Nuovo DPCM è realtà: Conte ha firmato. Nelle zone rosse vietata anche mobilità interna

04.11.2020 00:41 di Nicolas Lopez   Vedi letture
Fonte: Repubblica.it
Nuovo DPCM è realtà: Conte ha firmato. Nelle zone rosse vietata anche mobilità interna

Giuseppe Conte ha firmato. La notizia è arrivata dopo mezzanotte. Il nuovo dpcm sarà in Gazzetta ufficiale domattina. Dal 5 novembre al 3 dicembre l'Italia sarà dunque divisa in tre aree: zone rosse (ad alto rischio), arancioni e verdi. Un testo che nelle ultime ore è stato al centro di uno scontro con le Regioni. "Destano forti perplessità e preoccupazione le disposizioni che comprimono ed esautorano il ruolo e i compiti delle Regioni e delle Province autonome", si legge nel documento firmato dal presidente della Conferenza delle Regioni Stefano Bonaccini.

"Le Regioni, continua il documento, chiedono "di varare il provvedimento ristori insieme a dpcm", e "rilevano come la seconda ondata della pandemia stia colpendo in maniera generale tutto il territorio nazionale. Pertanto ribadiscono la richiesta di univoche misure nazionali e, in via integrativa, provvedimenti più restrittivi di livello regionale e locale". Da chiarire, infine, ''chi può e deve disporre la chiusura al pubblico di strade e piazze nei centri urbani''. Il testo firmato dal presidente del Consiglio non è cambiato rispetto a quello sottoposto ai governatori, fanno sapere da Palazzo Chigi. Aggiungendo che i ministri Roberto Gualtieri e Stefano Patuanelli sono già al lavoro con il premier sul decreto ristori bis.


Dpcm: scenario di elevata gravità e di livello di rischio alto

C'è uno "scenario di elevata gravità e di un livello di rischio alto" che si "collocano in uno 'scenario di tipo 3". E un altro di "massima gravità" con uno "scenario di tipo 4". Nella bozza del Dpcm si prevede una stretta a livello locale. Nella zona rossa dovrebbero essere Lombardia, Piemonte, Calabria, Alto Adige e Valle d'Aosta.
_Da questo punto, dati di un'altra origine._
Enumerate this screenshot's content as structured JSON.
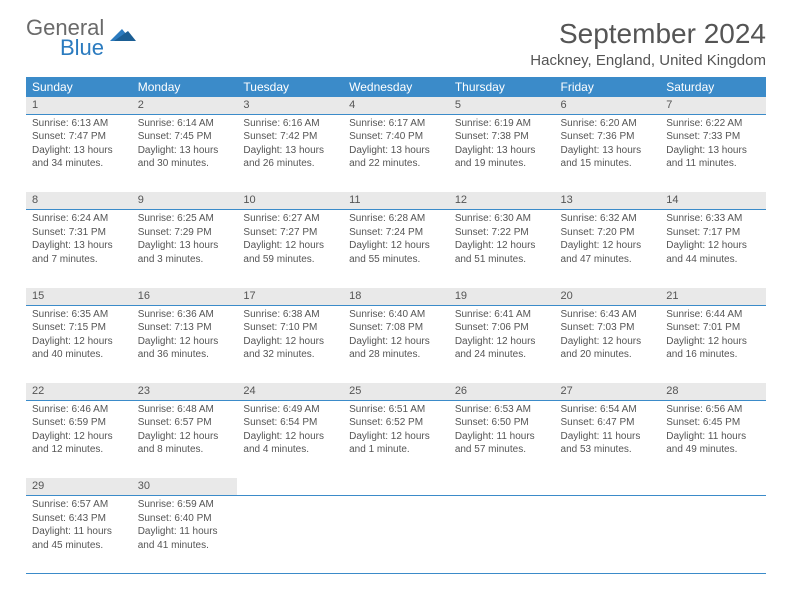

Zona arancione Puglia, Liguria e probabilmente il Veneto e Campania. Le Regioni, dopo aver visionato la bozza del dpcm, hanno avanzato in serata proposte e richieste. Ed espresso, come ha evidenziato il governatore ligure, Giovanni Toti, anche delle "perplessità". In primis c'è la richiesta di misure omogenee in tutto il territorio nazionale. Poi la richiesta che la valutazione del rischio epidemiologico venga fatto in collaborazione con i dipartimenti di prevenzione regionali. Infine un decreto con indennizzi per le categorie economiche da presentare contestualmente al dpcm, congedo parentale e riconciliazione e ancora esenzione 2020-21 dei tributi per tutte le attività economiche soggette a provvedimenti di chiusura.

Il nuovo decreto che contiene misure anti-Covid ancora più stringenti per cercare di contenere la seconda ondata di contagi in Italia. Ma soprattutto, ed è questa la novità, il documento prevede regole diverse per aree, denominate rosse, arancioni e verdi. "Il tentativo è quello di non paralizzare il Paese.

Toti: "Regioni perplesse, Cts riveli criteri valutazione zone a rischio"

"E' stato un dibattito vivace quello sul dpcm - ha dichiarato Toti in una diretta Facebook - la prima osservazione è che la classificazione delle regioni come fasce di rischio avvenga in contraddittorio con i dati tecnici del Cts. In altre parole, vogliamo sapere in quale modo il Cts analizzerà e valuterà i dati e le fasce a, b o c. Per questo motivo, abbiamo chiesto che al tavolo partecipino anche i nostri tecnici per conoscere le sorti delle regioni". "Ci sono alcune difficolta' oggettive: tenere aperto il comparto produttivo e didattico e chiudere bar e ristoranti puo' creare problemi per chi va al lavoro e per chi va a scuola". "E' poco fattibile - ha aggiunto il governatore ligure - che tutti si portino cibo da casa o si mangi solo in autogrill". "Le Regioni - ha aggiunto - sono abbastanza perplesse sia sul meccanismo semi-automatico di collocamento dei territori nelle fasce di rischio, sia per le misure conseguenti".